Uma delas é a de que sindicatos
não devem ser "correia de transmissão" do partido, assim como o
partido não deve ser "correia de
transmissão" do governo.
Esta última frase foi pronunciada por Raul Pont, candidato oposicionista à presidência do PT,
numa entrevista ao site do próprio partido. Talvez resuma as
principais dificuldades de sua
candidatura. Eis como ele prossegue o raciocínio: "As instâncias
partidárias têm que ser ouvidas e
têm que opinar sobre as ações de
governo, apresentando propostas,
projetos. E é esse papel que nos
propomos a resgatar e construir".
Nada mais correto, em tese, do
que imaginar um partido propositivo, empenhado em irrigar a
máquina governamental com as
idéias, reivindicações e movimentos da sociedade civil. Toda a crise
do PT e do governo Lula nascem,
entretanto, de uma situação completamente distinta. Do mesmo
modo que no governo FHC, o problema está em conquistar uma
"base parlamentar", que aprove
as emendas constitucionais, projetos de lei e medidas provisórias
originadas no Executivo. Daí as
alianças espúrias, os "mensalões",
os acordos fisiológicos, o loteamento dos cargos públicos.

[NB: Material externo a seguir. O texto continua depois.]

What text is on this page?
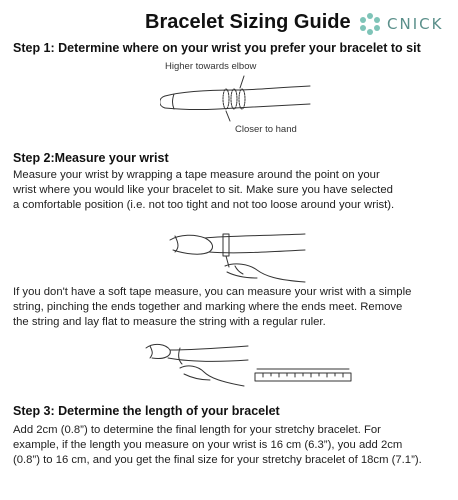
Bracelet Sizing Guide CNICK
Step 1: Determine where on your wrist you prefer your bracelet to sit
Higher towards elbow
Closer to hand
Step 2:Measure your wrist
Measure your wrist by wrapping a tape measure around the point on your
wrist where you would like your bracelet to sit. Make sure you have selected
a comfortable position (i.e. not too tight and not too loose around your wrist).
If you don't have a soft tape measure, you can measure your wrist with a simple
string, pinching the ends together and marking where the ends meet. Remove
the string and lay flat to measure the string with a regular ruler.
Step 3: Determine the length of your bracelet
Add 2cm (0.8”) to determine the final length for your stretchy bracelet. For
example, if the length you measure on your wrist is 16 cm (6.3”), you add 2cm
(0.8”) to 16 cm, and you get the final size for your stretchy bracelet of 18cm (7.1”).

O modelo de um partido "propositivo" talvez venha de outras
épocas e de outros regimes políticos: em especial, o parlamentarismo europeu de fins do século 19,
quando o Legislativo era a origem do poder governamental. Ao
longo do século 20, o predomínio
do Executivo, tanto nas democracias ocidentais como nos regimes
do Leste, foi tornando cada vez
mais vazio, utópico, ou inviável, o
refrão de que o partido não pode
ser "correia de transmissão" do
governo.
Para Ricardo Berzoini, candidato situacionista, é disso mesmo
que se trata: o principal compromisso do PT é a defesa do governo
Lula, diante daquilo que todos
-até mesmo Raul Pont- identificam como uma investida da direita, das elites, da mídia, contra
as conquistas obtidas até aqui. "O
PT deve fazer a defesa do governo
Lula sem tergiversar", declara
Berzoini ao site petista. Sem dúvida, acrescenta ele, "isso não significa que o partido não possa fazer
críticas pontuais a certas políticas". Mas a frase parece pura ginástica labial: não se pode perder
de vista "que o governo Lula é o
governo de nosso partido". Investigações, apurações, etc., têm assim um limite bastante rígido, para dizer o menos.

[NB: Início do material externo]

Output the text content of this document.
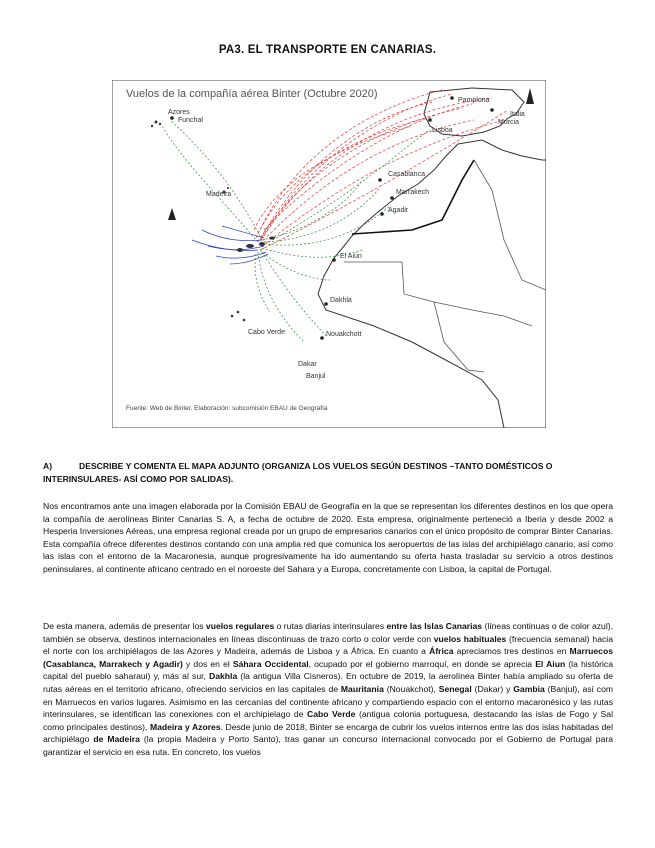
PA3. EL TRANSPORTE EN CANARIAS.
Vuelos de la compañía aérea Binter (Octubre 2020)
Azores
Funchal
Lisboa
Pamplona
Murcia
Italia
Madeira
Casablanca
Marrakech
Agadir
El Aiún
Dakhla
Nouakchott
Dakar
Banjul
Cabo Verde
Fuente: Web de Binter. Elaboración: subcomisión EBAU de Geografía
A)	DESCRIBE Y COMENTA EL MAPA ADJUNTO (ORGANIZA LOS VUELOS SEGÚN DESTINOS –TANTO DOMÉSTICOS O INTERINSULARES- ASÍ COMO POR SALIDAS).

Nos encontramos ante una imagen elaborada por la Comisión EBAU de Geografía en la que se representan los diferentes destinos en los que opera la compañía de aerolíneas Binter Canarias S. A, a fecha de octubre de 2020. Esta empresa, originalmente perteneció a Iberia y desde 2002 a Hesperia Inversiones Aéreas, una empresa regional creada por un grupo de empresarios canarios con el único propósito de comprar Binter Canarias. Esta compañía ofrece diferentes destinos contando con una amplia red que comunica los aeropuertos de las islas del archipiélago canario, así como las islas con el entorno de la Macaronesia, aunque progresivamente ha ido aumentando su oferta hasta trasladar su servicio a otros destinos peninsulares, al continente africano centrado en el noroeste del Sahara y a Europa, concretamente con Lisboa, la capital de Portugal.

De esta manera, además de presentar los vuelos regulares o rutas diarias interinsulares entre las Islas Canarias (líneas continuas o de color azul), también se observa, destinos internacionales en líneas discontinuas de trazo corto o color verde con vuelos habituales (frecuencia semanal) hacia el norte con los archipiélagos de las Azores y Madeira, además de Lisboa y a África. En cuanto a África apreciamos tres destinos en Marruecos (Casablanca, Marrakech y Agadir) y dos en el Sáhara Occidental, ocupado por el gobierno marroquí, en donde se aprecia El Aiun (la histórica capital del pueblo saharaui) y, más al sur, Dakhla (la antigua Villa Cisneros). En octubre de 2019, la aerolínea Binter había ampliado su oferta de rutas aéreas en el territorio africano, ofreciendo servicios en las capitales de Mauritania (Nouakchot), Senegal (Dakar) y Gambia (Banjul), así com en Marruecos en varios lugares. Asimismo en las cercanías del continente africano y compartiendo espacio con el entorno macaronésico y las rutas interinsulares, se identifican las conexiones con el archipielago de Cabo Verde (antigua colonia portuguesa, destacando las islas de Fogo y Sal como principales destinos), Madeira y Azores. Desde junio de 2018, Binter se encarga de cubrir los vuelos internos entre las dos islas habitadas del archipiélago de Madeira (la propia Madeira y Porto Santo), tras ganar un concurso internacional convocado por el Gobierno de Portugal para garantizar el servicio en esa ruta. En concreto, los vuelos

Os propósitos de Berzoini são
claríssimos, afinal. Já o lema da
"refundação do partido", adotado por Raul Pont, envolve muitas
questões ao mesmo tempo. Seu
primeiro aspecto é o de responder
a uma crise de valores éticos, defendendo a punição urgente dos
envolvidos no escândalo. Mas
"refundar" exigiria mais do que
isso: no mínimo, tem implicações
ideológicas, organizacionais e táticas. Sob um mesmo lema, caberia então, no mínimo: recuperar a
perspectiva do socialismo, redemocratizar os mecanismos de decisão interna do partido, rever a
tática de alianças do governo federal, propor mudanças na política econômica e no ministério. Será possível fazer tudo isso, e continuar apoiando Lula?
E o que o governo Lula teria a
ganhar com um partido de tal pureza? Provavelmente nada, a esta
altura. Se o PT fosse de verdade
um partido de massas, enraizado
na sociedade civil, a força de suas
mobilizações seria a verdadeira
"base de sustentação" de Lula, e
este seria refém de movimentos
como o defendido pela oposição.
Decidiu-se entretanto, como nota
Raul Pont lucidamente, transformar o PT num partido "eleitoral", isto é, numa máquina de ganhar eleições, não num instrumento de organização da sociedade.

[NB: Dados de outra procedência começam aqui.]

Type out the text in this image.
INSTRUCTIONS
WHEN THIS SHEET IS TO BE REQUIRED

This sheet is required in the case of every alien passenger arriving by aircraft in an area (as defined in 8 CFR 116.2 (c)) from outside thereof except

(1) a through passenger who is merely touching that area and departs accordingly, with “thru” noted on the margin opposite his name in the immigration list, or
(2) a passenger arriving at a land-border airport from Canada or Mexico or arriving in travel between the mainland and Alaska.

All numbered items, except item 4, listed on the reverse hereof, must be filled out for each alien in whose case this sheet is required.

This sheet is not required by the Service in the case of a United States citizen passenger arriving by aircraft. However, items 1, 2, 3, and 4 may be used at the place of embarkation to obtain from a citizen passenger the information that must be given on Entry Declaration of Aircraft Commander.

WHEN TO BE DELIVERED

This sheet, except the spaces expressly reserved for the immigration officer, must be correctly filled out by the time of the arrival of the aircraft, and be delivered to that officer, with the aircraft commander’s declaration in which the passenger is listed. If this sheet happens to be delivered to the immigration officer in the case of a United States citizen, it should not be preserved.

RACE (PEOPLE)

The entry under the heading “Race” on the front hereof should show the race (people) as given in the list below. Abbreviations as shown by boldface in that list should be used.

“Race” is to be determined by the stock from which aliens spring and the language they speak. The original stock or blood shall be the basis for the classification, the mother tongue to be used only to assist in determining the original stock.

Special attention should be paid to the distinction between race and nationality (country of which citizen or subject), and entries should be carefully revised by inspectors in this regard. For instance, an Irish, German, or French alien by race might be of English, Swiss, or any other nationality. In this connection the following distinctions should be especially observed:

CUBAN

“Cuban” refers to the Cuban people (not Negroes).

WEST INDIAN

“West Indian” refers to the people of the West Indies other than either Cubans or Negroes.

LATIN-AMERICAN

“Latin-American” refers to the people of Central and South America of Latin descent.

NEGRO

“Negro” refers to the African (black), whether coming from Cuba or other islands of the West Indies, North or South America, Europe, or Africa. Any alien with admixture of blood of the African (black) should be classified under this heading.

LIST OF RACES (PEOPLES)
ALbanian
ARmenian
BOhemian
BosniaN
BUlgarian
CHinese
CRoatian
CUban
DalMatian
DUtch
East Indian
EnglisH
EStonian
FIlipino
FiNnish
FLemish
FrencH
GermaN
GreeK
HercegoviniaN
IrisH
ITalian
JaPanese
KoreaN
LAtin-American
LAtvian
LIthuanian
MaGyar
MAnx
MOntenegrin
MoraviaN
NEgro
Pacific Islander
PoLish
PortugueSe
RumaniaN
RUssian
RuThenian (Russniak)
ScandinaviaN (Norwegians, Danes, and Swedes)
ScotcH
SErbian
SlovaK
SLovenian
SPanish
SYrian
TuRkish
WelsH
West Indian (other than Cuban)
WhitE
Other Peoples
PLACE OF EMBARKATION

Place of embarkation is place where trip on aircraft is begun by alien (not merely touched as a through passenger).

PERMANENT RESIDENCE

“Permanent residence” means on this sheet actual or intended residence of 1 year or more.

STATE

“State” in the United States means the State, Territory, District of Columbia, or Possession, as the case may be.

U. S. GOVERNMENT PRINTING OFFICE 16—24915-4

Qual o "poder de fogo", por assim dizer, com que a oposição petista conta no momento para alterar os rumos do governo? A convicção de seus adeptos, o prestígio
de seus intelectuais, o inextinguível apelo utópico de suas bandeiras. É uma força ética e ideológica
-coisa boa de se cultivar, mas
que em geral combina melhor
com quem está fora do poder. As
atuais instituições do Estado brasileiro impõem uma prática política bem diversa, fundada no
oportunismo, na mentira, no descompromisso doutrinário e moral
-e foi este o jogo que o governo
Lula se dispôs a jogar, desde o seu
primeiro momento.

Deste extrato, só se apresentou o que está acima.